Skip to contents

This function compares two clean datasets, filters them based on a specified date range, and generates outputs for numeric, factor, character, binary, date, and other data types. The results are saved to an output directory, and optional views of the data can be displayed or saved.

Usage

compare_clean_data(
  old_data,
  new_data,
  output_dir,
  final_vars_set,
  date_col,
  limit_to_same_date = TRUE,
  show_views = FALSE,
  save_views = FALSE
)

Arguments

old_data

Dataframe. The old dataset for comparison.

new_data

Dataframe. The new dataset for comparison.

output_dir

Character. Path to the directory where the output files will be saved.

final_vars_set

Character vector. List of variable names to include in the comparison.

date_col

Character.
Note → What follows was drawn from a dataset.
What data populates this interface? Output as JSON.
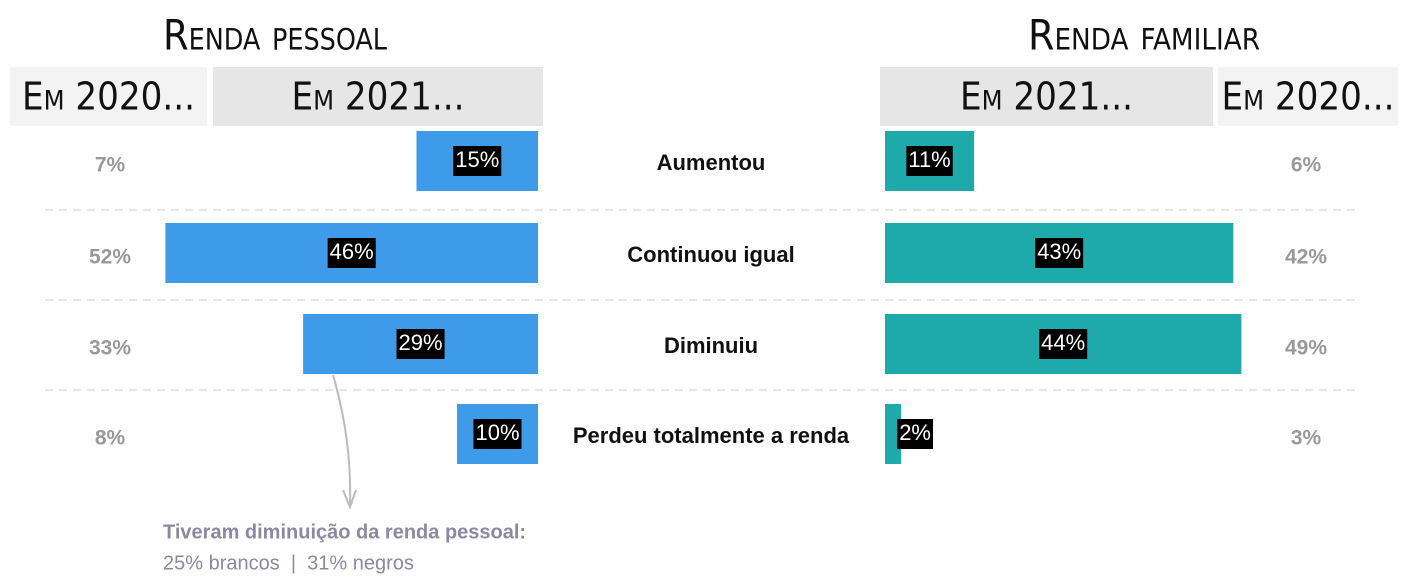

Name of the column in the datasets representing the date. The function uses this column to filter rows based on the date range.

limit_to_same_date

Logical. Whether to filter the new dataset to match the date range of the old dataset (default: TRUE).

show_views

Logical. Whether to display the data views in the RStudio Viewer (default: FALSE).

save_views

Logical. Whether to save views of the dataframes to disk (default: FALSE).

Value

A list of dataframes containing the comparison results. Dataframes include numeric, factor, character, binary, date, and other derived datasets. Entries with missing data are omitted.